A leading gender charity has criticised employers for rarely giving much thought to how difficult a gender transition can be for their employees.
Not long before the Gender Equality duty (GED) comes into force, the Gender Trust has said that employers are often surprised what a turbulent process changing gender can be.
The GED will place a duty on public authorities to eliminate unlawful discrimination and harassment of transsexual people in employment and vocational training.
Public authorities must also apply this obligation to the provision of goods, facilities and services, and in the disposal and management of premises from December, when the Goods and Services Directive is implemented.
Transgender people identify their gender to be different from the physical sex at birth, while the term transsexual is usually used to describe a person who intends to undergo, is undergoing or has undergone gender reassignment.
A spokesman for the Trust told The Guardian : “When people are told how difficult it can be for people to be told they can’t go into a certain toilet or that trans issues are not to do with sexual orientation but people feeling they are genuinely a different gender, they start to be more understanding.”
Part of the recent Equalities Review reported on transgender and transsexual people’s experiences of discrimination.
The review found that two out of three respondents who had left jobs after gender transition did so because their employer forced them, or because they felt they had no choice.

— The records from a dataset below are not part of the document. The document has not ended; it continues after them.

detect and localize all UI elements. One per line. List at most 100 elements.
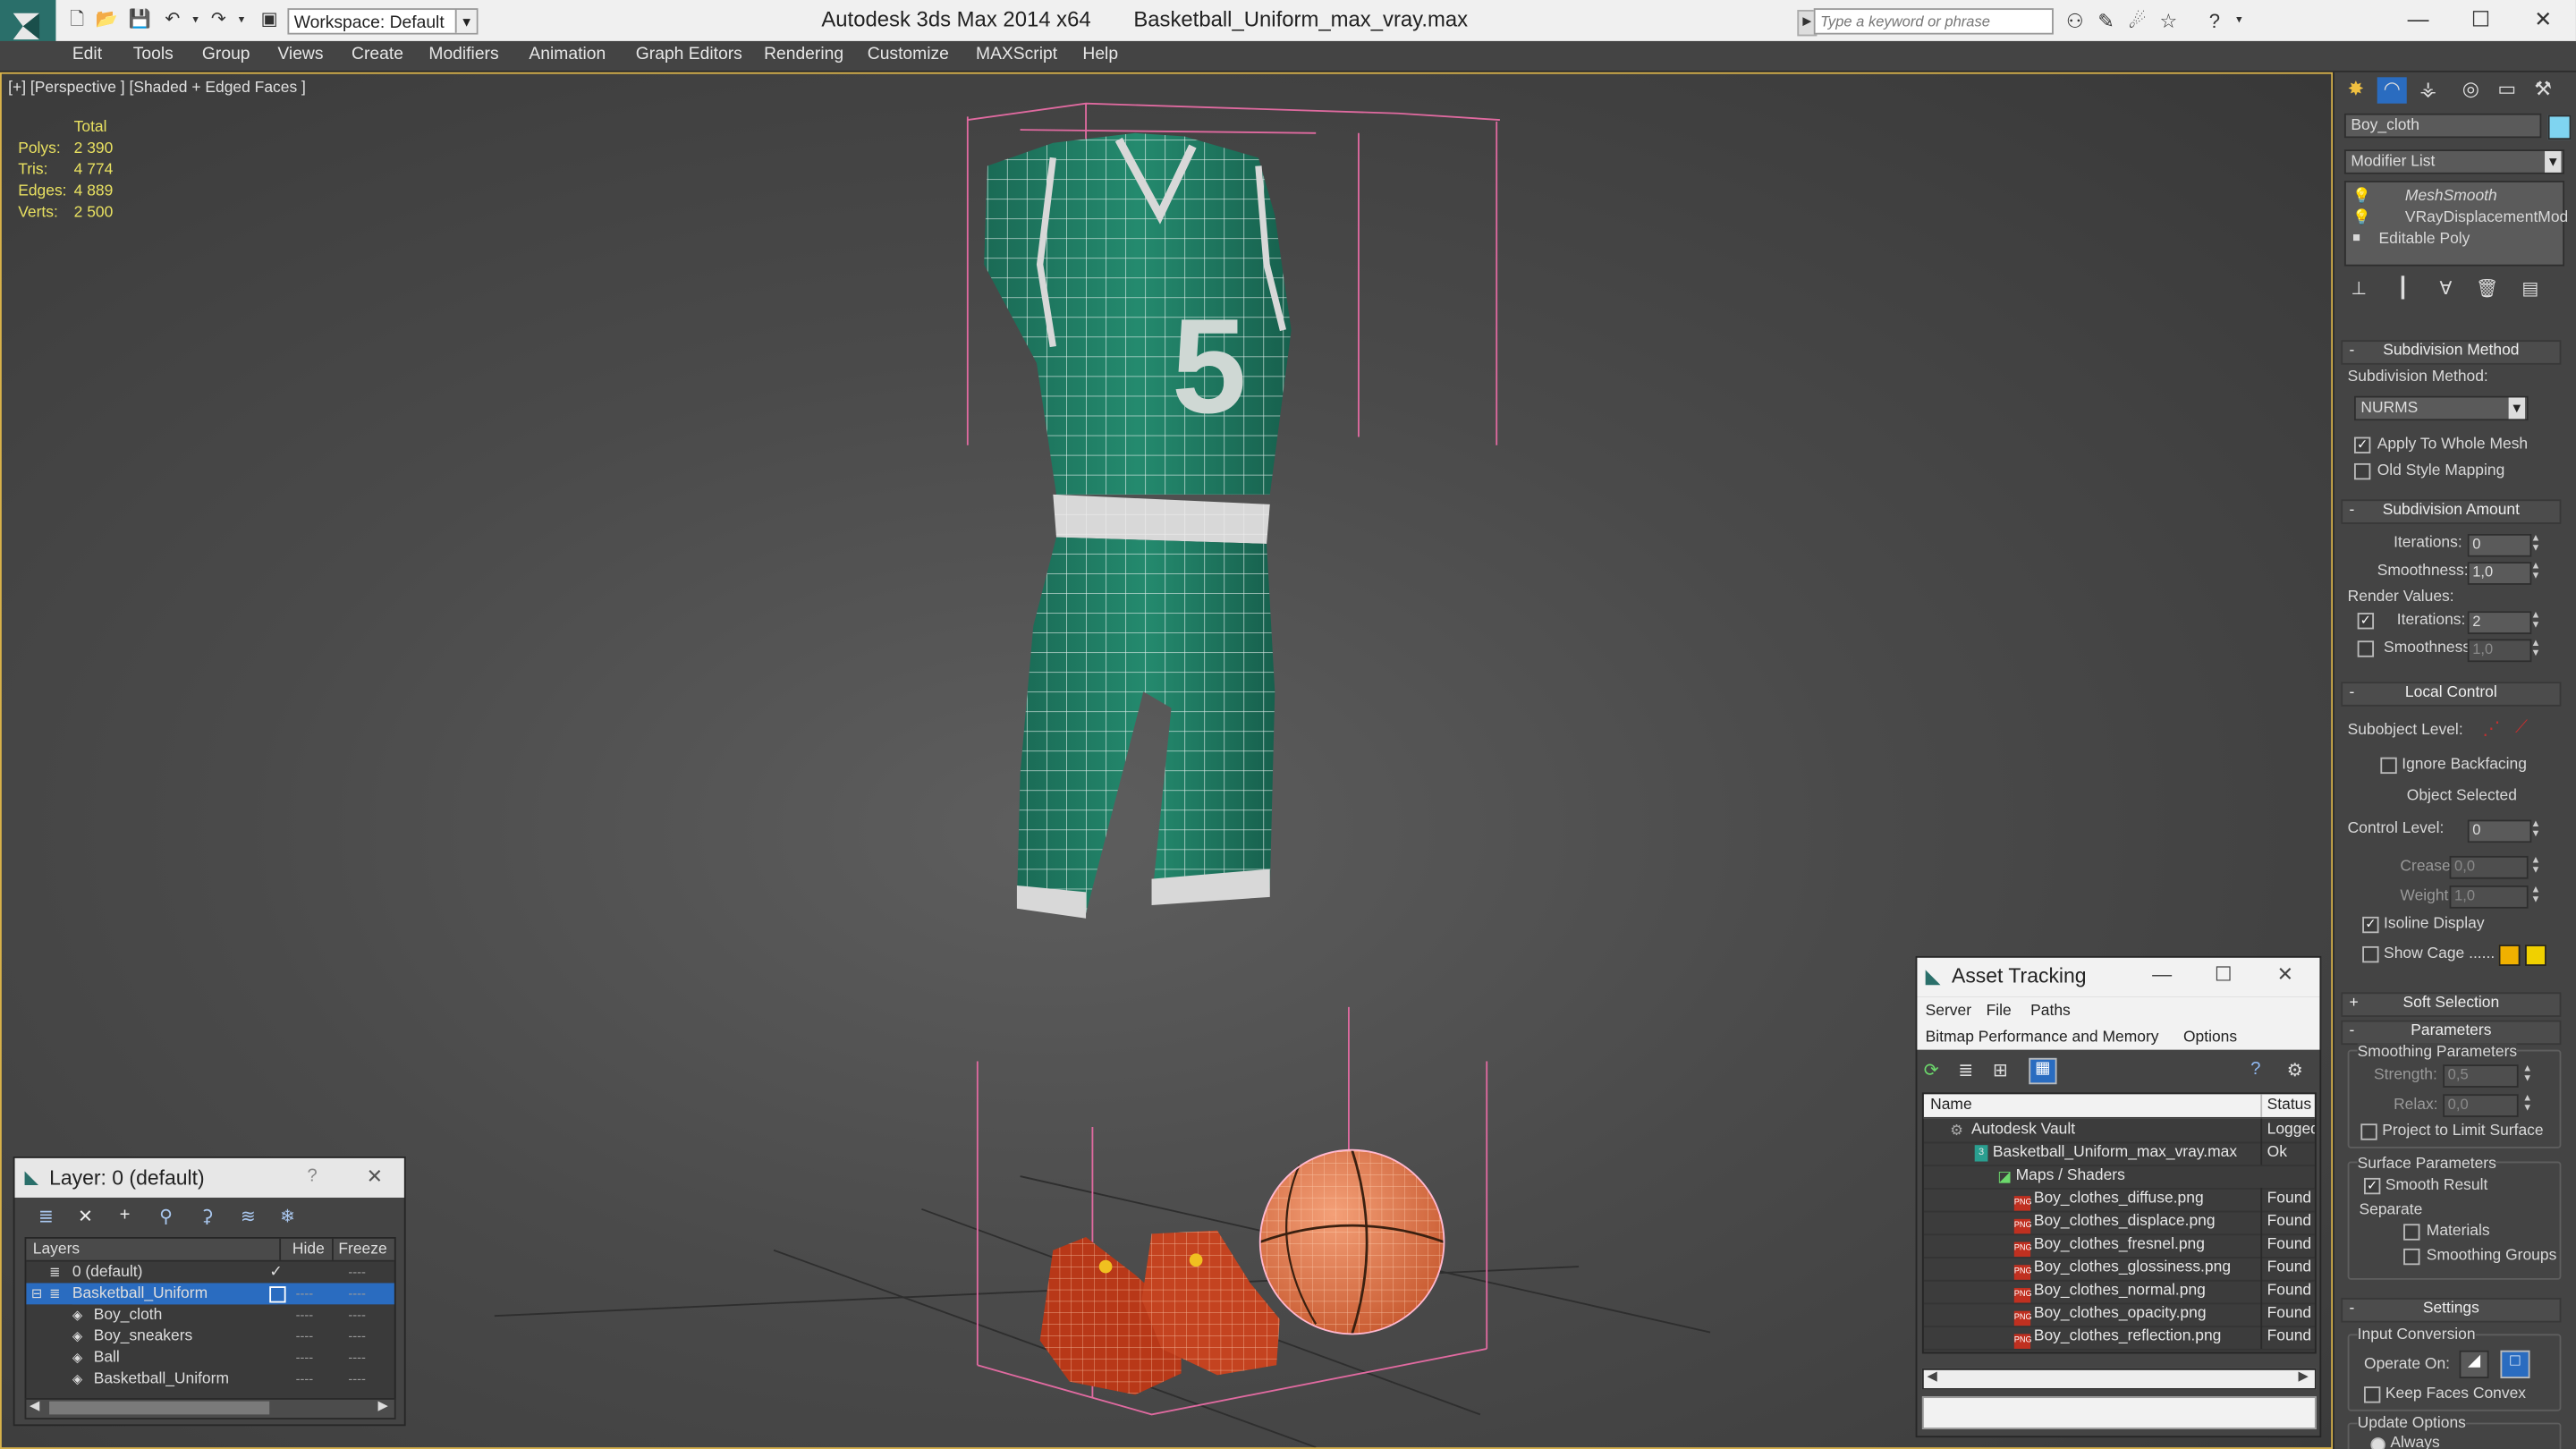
menu-paths[interactable]: Paths [2030, 1002, 2071, 1020]
isoline-display-checkbox[interactable]: ✓ [2362, 916, 2379, 934]
communication-center-icon[interactable]: ☄ [2126, 10, 2149, 33]
help-dropdown-icon[interactable]: ▾ [2228, 10, 2251, 33]
active-layer-check-icon[interactable]: ✓ [269, 1262, 283, 1284]
rollout-parameters[interactable]: - Parameters [2341, 1020, 2562, 1046]
layer-row[interactable]: ≣ 0 (default) ✓ ---- [26, 1262, 394, 1284]
hide-all-layers-icon[interactable]: ≋ [233, 1206, 263, 1232]
new-layer-icon[interactable]: ≣ [31, 1206, 61, 1232]
maximize-button[interactable]: ☐ [2215, 962, 2233, 986]
minimize-button[interactable]: — [2152, 962, 2172, 986]
refresh-icon[interactable]: ⟳ [1924, 1060, 1939, 1081]
pin-stack-icon[interactable]: ⊥ [2351, 277, 2367, 299]
close-icon[interactable]: ✕ [367, 1165, 383, 1188]
favorites-star-icon[interactable]: ☆ [2157, 10, 2181, 33]
render-iterations-checkbox[interactable]: ✓ [2357, 613, 2375, 630]
spinner-arrows-icon[interactable]: ▲ ▼ [2521, 1094, 2533, 1114]
spinner-arrows-icon[interactable]: ▲ ▼ [2530, 856, 2542, 876]
lightbulb-icon[interactable]: 💡 [2352, 208, 2371, 226]
project-limit-checkbox[interactable] [2360, 1123, 2377, 1140]
layer-freeze-toggle[interactable]: ---- [348, 1326, 366, 1347]
utilities-tab-icon[interactable]: ⚒ [2529, 77, 2558, 103]
object-color-swatch[interactable] [2547, 114, 2572, 140]
cage-color-swatch-2[interactable] [2525, 945, 2546, 966]
minimize-button[interactable]: — [2385, 4, 2451, 37]
materials-checkbox[interactable] [2403, 1224, 2420, 1241]
settings-icon[interactable]: ⚙ [2287, 1060, 2303, 1081]
menu-edit[interactable]: Edit [72, 45, 102, 64]
freeze-all-layers-icon[interactable]: ❄ [273, 1206, 302, 1232]
subscription-icon[interactable]: ✎ [2095, 10, 2118, 33]
object-name-field[interactable]: Boy_cloth [2343, 113, 2542, 139]
smoothness-spinner[interactable]: 1,0 [2467, 562, 2532, 585]
menu-help[interactable]: Help [1082, 45, 1118, 64]
table-view-icon[interactable]: ▦ [2029, 1057, 2057, 1085]
spinner-arrows-icon[interactable]: ▲ ▼ [2530, 639, 2542, 658]
help-icon[interactable]: ? [2203, 10, 2226, 33]
crease-spinner[interactable]: 0,0 [2449, 855, 2529, 879]
modifier-list-dropdown[interactable]: Modifier List ▼ [2343, 149, 2565, 174]
make-current-box[interactable] [269, 1286, 286, 1303]
menu-maxscript[interactable]: MAXScript [976, 45, 1057, 64]
close-button[interactable]: ✕ [2277, 962, 2293, 986]
add-to-layer-icon[interactable]: + [110, 1206, 140, 1232]
spinner-arrows-icon[interactable]: ▲ ▼ [2530, 562, 2542, 581]
keep-faces-convex-checkbox[interactable] [2364, 1386, 2381, 1403]
layer-row[interactable]: ⊟ ≣ Basketball_Uniform ---- ---- [26, 1283, 394, 1305]
asset-row[interactable]: PNG Boy_clothes_reflection.png Found [1923, 1326, 2315, 1351]
close-button[interactable]: ✕ [2510, 4, 2575, 37]
search-input[interactable]: Type a keyword or phrase [1813, 8, 2054, 35]
layer-freeze-toggle[interactable]: ---- [348, 1347, 366, 1368]
layer-horizontal-scrollbar[interactable]: ◀ ▶ [24, 1398, 396, 1419]
layer-hide-toggle[interactable]: ---- [296, 1326, 314, 1347]
scrollbar-thumb[interactable] [49, 1401, 270, 1415]
column-layers[interactable]: Layers [33, 1239, 80, 1260]
menu-customize[interactable]: Customize [868, 45, 949, 64]
layer-row[interactable]: ◈ Boy_sneakers ---- ---- [26, 1326, 394, 1347]
rollout-settings[interactable]: - Settings [2341, 1297, 2562, 1323]
menu-views[interactable]: Views [277, 45, 323, 64]
operate-on-polygon-icon[interactable]: □ [2500, 1350, 2530, 1378]
asset-row[interactable]: PNG Boy_clothes_displace.png Found [1923, 1210, 2315, 1236]
spinner-arrows-icon[interactable]: ▲ ▼ [2530, 534, 2542, 554]
open-file-icon[interactable]: 📂 [96, 10, 119, 31]
spinner-arrows-icon[interactable]: ▲ ▼ [2530, 820, 2542, 840]
column-name[interactable]: Name [1930, 1094, 1972, 1117]
layer-freeze-toggle[interactable]: ---- [348, 1283, 366, 1304]
operate-on-triangle-icon[interactable]: ◢ [2459, 1350, 2489, 1378]
create-tab-icon[interactable]: ✸ [2341, 77, 2370, 103]
spinner-arrows-icon[interactable]: ▲ ▼ [2530, 611, 2542, 631]
layer-row[interactable]: ◈ Boy_cloth ---- ---- [26, 1304, 394, 1326]
stack-item-vraydisplacement[interactable]: VRayDisplacementMod [2405, 208, 2568, 226]
strength-spinner[interactable]: 0,5 [2443, 1064, 2519, 1088]
expand-icon[interactable]: ■ [2352, 230, 2360, 245]
remove-modifier-icon[interactable]: 🗑 [2476, 277, 2499, 299]
scroll-right-icon[interactable]: ▶ [2299, 1368, 2309, 1384]
rollout-subdivision-amount[interactable]: - Subdivision Amount [2341, 499, 2562, 524]
edge-subobject-icon[interactable]: ⟋ [2515, 718, 2528, 740]
stack-item-editable-poly[interactable]: Editable Poly [2379, 230, 2470, 248]
vertex-subobject-icon[interactable]: ⋰ [2482, 718, 2500, 739]
redo-icon[interactable]: ↷ [207, 10, 230, 31]
scroll-left-icon[interactable]: ◀ [30, 1398, 39, 1413]
iterations-spinner[interactable]: 0 [2467, 533, 2532, 557]
asset-row[interactable]: 3 Basketball_Uniform_max_vray.max Ok [1923, 1141, 2315, 1167]
show-end-result-icon[interactable]: ┃ [2397, 276, 2409, 300]
scroll-left-icon[interactable]: ◀ [1927, 1368, 1936, 1384]
menu-create[interactable]: Create [352, 45, 403, 64]
menu-server[interactable]: Server [1926, 1002, 1971, 1020]
undo-icon[interactable]: ↶ [161, 10, 184, 31]
layer-hide-toggle[interactable]: ---- [296, 1347, 314, 1368]
highlight-layer-icon[interactable]: ⚳ [192, 1206, 222, 1232]
collapse-icon[interactable]: ⊟ [31, 1283, 42, 1304]
project-folder-icon[interactable]: ▣ [258, 10, 281, 31]
menu-modifiers[interactable]: Modifiers [428, 45, 498, 64]
new-file-icon[interactable]: 🗋 [65, 10, 89, 31]
layer-row[interactable]: ◈ Basketball_Uniform ---- ---- [26, 1368, 394, 1390]
ignore-backfacing-checkbox[interactable] [2380, 757, 2397, 775]
help-icon[interactable]: ? [2250, 1060, 2260, 1080]
column-hide[interactable]: Hide [279, 1238, 325, 1260]
layer-hide-toggle[interactable]: ---- [296, 1304, 314, 1326]
asset-row[interactable]: PNG Boy_clothes_opacity.png Found [1923, 1302, 2315, 1328]
render-smoothness-checkbox[interactable] [2357, 640, 2375, 657]
menu-tools[interactable]: Tools [133, 45, 174, 64]
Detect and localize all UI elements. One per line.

A contributor to the Equalities Review, Stephen Whittle, said: “Our research found that the area of employment was the most problematic for trans people.”
Sue, a transsexual women told The Guardian : “I finally threw the towel in at work in the civil service because of almost five years of harassment and discrimination.
“For months I was unable to use male or female toilets because no one liked it, and warned off wearing ‘frocks’ to work.”
Such stories are not rare, by any means.
And the review suggests that harassment does not stop with colleagues: 18% of respondents experienced it from suppliers, customers or clients.
Outside work, the estimated 5,000 trans people in the UK face similar levels of prejudice.
An example given to the Equal Opportunities Commission (EOC) helpline was a transgender person who was refused service and followed out of a DIY shop by a sales assistant shouting abuse.
Meanwhile, many trans people say they have been denied access to changing rooms in gyms and health clubs, as well as toilets in pubs.
Several found that when they requested help from the police, they were arrested themselves.
Existing legislation such as the Sex Discrimination Act 1975 and the Gender Recognition Act 2004 already offer some protection for trans people in the workplace.
But the GED is a vital improvement in circumstances, because it requires public authorities to actively prevent inequality and discrimination for the first time.
Public authorities have been advised to consider implementing a policy specifically relating to the equality of transsexual job applicants and employees.
They also have been told to target trans advocacy groups to ensure these policies are workable and assess the impact of these policies.
“The problem is we’re talking about a small group, so many managers, for example, will never have had to deal with someone transitioning before,” says Amanda Ariss, head of policy and research at the EOC.
“The GED will mean they have the support they need, in turn, to support the trans person.”